Unnamed: 0,credit_policy,int_rate,installment,log_annual_inc,dti,fico,days_with_cr_line,revol_bal,revol_util,inq_last_6mths,delinq_2yrs,pub_rec,purpose_all_other,purpose_credit_card,purpose_educational,purpose_home_improvement,purpose_major_purchase,purpose_small_business
2790,1,1.249599,0.916854,-0.16983,-0.696785,-0.101148,-0.164444,-0.29924,1.697491,-0.350812,-0.30265,-0.284985,0,0,0,0,0,1
9203,0,-0.174668,-0.759931,1.542214,1.058053,-0.101148,0.960888,3.261643,1.246815,-0.350812,-0.30265,-0.284985,0,0,0,0,0,0
5127,1,1.249599,0.426773,0.398419,0.671588,1.099572,-0.078415,-0.404731,-1.460658,1.548063,-0.30265,-0.284985,0,0,0,0,0,1
8921,0,0.306301,-1.060708,0.114295,0.700215,-0.367975,0.12915,-0.428477,-1.563084,0.788513,3.308536,-0.284985,0,0,0,0,0,0
2129,1,1.603802,-0.738975,-2.046065,-0.49067,-1.168455,-1.335798,-0.379448,1.219501,-0.350812,-0.30265,-0.284985,0,0,1,0,0,0


In [None]:
## The above scaler.fit() and scaler.transform() steps can be combined into one:
# X_train_std_auto[num_columns] = scaler.fit_transform(X_train_std_auto[num_columns])

In [50]:
# Now let's run the logistic regression again with this standardized data
clf.fit(X_train_std_auto,y_train)

y_predict = clf.predict(X_test_std_auto)

accuracy = accuracy_score(y_test, y_predict).round(4)
print(f"The accuracy is: {accuracy:.2%}")
print("The confusion matrix is:")
cm = confusion_matrix(y_test, y_predict)
print(cm)

The accuracy is: 60.59%
The confusion matrix is:
[[180 118]
 [124 192]]


# Summary of lecture "Modeling and Evaluation with scikit-learn"

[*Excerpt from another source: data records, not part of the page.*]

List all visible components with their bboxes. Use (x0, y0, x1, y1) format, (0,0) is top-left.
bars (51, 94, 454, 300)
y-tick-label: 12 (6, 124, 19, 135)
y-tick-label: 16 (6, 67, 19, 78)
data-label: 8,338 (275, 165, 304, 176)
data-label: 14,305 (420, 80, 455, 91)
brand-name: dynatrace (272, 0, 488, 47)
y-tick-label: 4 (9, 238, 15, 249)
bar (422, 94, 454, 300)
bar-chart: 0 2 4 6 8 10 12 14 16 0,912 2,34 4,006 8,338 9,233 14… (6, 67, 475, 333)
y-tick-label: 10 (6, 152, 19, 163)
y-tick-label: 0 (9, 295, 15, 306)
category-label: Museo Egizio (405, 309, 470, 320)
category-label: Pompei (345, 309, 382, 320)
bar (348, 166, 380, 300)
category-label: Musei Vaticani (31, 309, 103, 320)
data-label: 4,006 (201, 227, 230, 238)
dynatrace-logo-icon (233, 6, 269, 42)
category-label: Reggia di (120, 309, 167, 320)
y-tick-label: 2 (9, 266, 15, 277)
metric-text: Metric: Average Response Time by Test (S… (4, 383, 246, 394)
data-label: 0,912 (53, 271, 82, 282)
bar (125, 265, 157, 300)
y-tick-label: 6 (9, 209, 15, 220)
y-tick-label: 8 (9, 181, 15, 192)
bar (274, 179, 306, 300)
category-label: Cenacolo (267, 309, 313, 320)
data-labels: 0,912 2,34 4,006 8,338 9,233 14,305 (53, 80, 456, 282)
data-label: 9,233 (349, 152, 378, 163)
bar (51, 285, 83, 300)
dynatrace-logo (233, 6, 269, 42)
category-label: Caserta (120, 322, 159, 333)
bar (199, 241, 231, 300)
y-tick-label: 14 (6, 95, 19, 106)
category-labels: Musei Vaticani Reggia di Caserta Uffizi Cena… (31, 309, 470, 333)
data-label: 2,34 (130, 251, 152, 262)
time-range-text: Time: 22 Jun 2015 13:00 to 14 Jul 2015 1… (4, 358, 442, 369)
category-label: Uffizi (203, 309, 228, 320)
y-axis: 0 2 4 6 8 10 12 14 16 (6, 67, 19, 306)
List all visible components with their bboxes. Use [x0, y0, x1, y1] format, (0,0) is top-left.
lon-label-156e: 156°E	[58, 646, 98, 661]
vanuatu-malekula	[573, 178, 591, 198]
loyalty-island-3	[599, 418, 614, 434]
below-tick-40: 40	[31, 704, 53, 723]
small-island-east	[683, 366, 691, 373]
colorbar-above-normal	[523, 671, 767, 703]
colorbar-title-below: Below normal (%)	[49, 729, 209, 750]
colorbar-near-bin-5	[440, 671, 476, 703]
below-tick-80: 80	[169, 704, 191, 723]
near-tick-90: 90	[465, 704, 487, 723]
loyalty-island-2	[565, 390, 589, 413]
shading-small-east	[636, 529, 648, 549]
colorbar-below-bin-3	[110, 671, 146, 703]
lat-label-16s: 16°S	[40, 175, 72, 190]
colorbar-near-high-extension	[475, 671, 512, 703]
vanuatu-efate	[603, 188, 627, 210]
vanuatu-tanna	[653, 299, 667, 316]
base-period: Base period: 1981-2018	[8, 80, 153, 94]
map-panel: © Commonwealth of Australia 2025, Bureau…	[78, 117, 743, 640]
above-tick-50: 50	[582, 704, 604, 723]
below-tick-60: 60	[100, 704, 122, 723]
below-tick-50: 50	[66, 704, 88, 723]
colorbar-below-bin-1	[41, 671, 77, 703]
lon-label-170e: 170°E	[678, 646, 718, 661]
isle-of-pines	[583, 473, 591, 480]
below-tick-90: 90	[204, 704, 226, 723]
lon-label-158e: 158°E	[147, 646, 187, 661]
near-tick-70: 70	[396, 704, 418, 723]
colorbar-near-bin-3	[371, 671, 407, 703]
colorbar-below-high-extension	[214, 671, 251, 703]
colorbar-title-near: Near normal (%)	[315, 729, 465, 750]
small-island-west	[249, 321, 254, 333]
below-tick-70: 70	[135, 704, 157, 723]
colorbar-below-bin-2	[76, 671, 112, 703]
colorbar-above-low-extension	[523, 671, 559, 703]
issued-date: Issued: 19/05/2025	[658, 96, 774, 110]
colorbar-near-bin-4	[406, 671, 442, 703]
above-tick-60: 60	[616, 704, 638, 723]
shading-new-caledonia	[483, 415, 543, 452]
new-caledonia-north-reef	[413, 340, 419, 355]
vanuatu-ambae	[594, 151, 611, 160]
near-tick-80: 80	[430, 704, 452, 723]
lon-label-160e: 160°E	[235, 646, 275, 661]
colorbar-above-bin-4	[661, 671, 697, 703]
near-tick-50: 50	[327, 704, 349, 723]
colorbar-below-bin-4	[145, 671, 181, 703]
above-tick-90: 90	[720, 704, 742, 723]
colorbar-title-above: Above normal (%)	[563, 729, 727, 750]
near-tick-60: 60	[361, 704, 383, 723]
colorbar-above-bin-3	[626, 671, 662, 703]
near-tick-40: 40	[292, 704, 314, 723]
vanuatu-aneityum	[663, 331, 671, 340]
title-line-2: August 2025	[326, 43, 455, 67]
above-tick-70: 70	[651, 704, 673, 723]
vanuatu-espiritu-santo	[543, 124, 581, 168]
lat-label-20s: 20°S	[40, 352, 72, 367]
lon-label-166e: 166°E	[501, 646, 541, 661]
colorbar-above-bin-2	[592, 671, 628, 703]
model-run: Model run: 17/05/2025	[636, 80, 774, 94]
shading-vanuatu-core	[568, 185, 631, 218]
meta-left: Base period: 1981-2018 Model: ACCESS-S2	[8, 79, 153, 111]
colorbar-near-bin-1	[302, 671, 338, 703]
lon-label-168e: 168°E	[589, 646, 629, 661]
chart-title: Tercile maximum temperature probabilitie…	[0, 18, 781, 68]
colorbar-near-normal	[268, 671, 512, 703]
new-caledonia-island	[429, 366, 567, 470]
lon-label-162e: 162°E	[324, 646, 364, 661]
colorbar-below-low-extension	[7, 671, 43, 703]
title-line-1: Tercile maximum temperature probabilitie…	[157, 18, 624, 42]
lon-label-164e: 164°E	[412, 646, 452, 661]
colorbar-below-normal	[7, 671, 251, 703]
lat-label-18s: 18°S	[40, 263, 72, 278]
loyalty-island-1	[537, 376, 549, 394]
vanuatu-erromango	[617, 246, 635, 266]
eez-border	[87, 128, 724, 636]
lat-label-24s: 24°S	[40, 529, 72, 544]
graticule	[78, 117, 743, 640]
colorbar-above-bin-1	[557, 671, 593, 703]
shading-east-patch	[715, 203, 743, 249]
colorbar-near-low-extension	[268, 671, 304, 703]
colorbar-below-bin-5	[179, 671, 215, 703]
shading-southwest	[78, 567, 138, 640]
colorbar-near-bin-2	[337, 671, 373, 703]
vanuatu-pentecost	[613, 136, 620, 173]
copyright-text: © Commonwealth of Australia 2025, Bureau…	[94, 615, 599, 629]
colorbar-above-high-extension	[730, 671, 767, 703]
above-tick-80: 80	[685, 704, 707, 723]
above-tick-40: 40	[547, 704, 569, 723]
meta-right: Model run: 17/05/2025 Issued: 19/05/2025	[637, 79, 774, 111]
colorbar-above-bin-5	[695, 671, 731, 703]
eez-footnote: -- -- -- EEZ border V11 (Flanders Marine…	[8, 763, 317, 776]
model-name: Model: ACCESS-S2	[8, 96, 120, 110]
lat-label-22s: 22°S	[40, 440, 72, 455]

To recap, in this lecture we studied:
+ (Part 1) How to conduct supervised learning using the `scikit-learn` package. 
+ (Part 2) A walk-through of several popular supervised learning algorithms.
+ (Part 3) Various performance metrics: why many, and when to use each
+ (Part 4) Several focused discussions on data wrangling and model performance
    + Imputation (embedded in earlier parts; not a standalone discussion)
    + Unbalanced data
    + Data standardization/normalization    

In addition to learning Python based machine learning, we learned some general guidelines that help us more efficiently plan out our analytical work (rather than unnecessarily wasting time on the wrong paths). For example, we have some ideas on which classifiers to try (and to not try) if performance (interpretability) is the priority. What data wrangling choices have a better chance to help. And so on.

That said, by now you should realize that we will also face many questions that *only data can answer*. For example:
+ For a random forest, should we set max_depth at 3 or 4 or 5? Should we use 100 trees or 50 trees?
+ Should we standardize data before training, or not?

Answering the above empirical questions will require us to keep trying and comparing different combinations of model hyperparameters and data wrangling choices. Doing so manually is very time demanding -- in fact, this is what analysts spend a lot of their time on! The good news is that we can use **hyperparameter tuning** to shift a lot of this work to computers, thus significantly cutting down our human-side work. We will study hyperparameter tuning in the next lecture.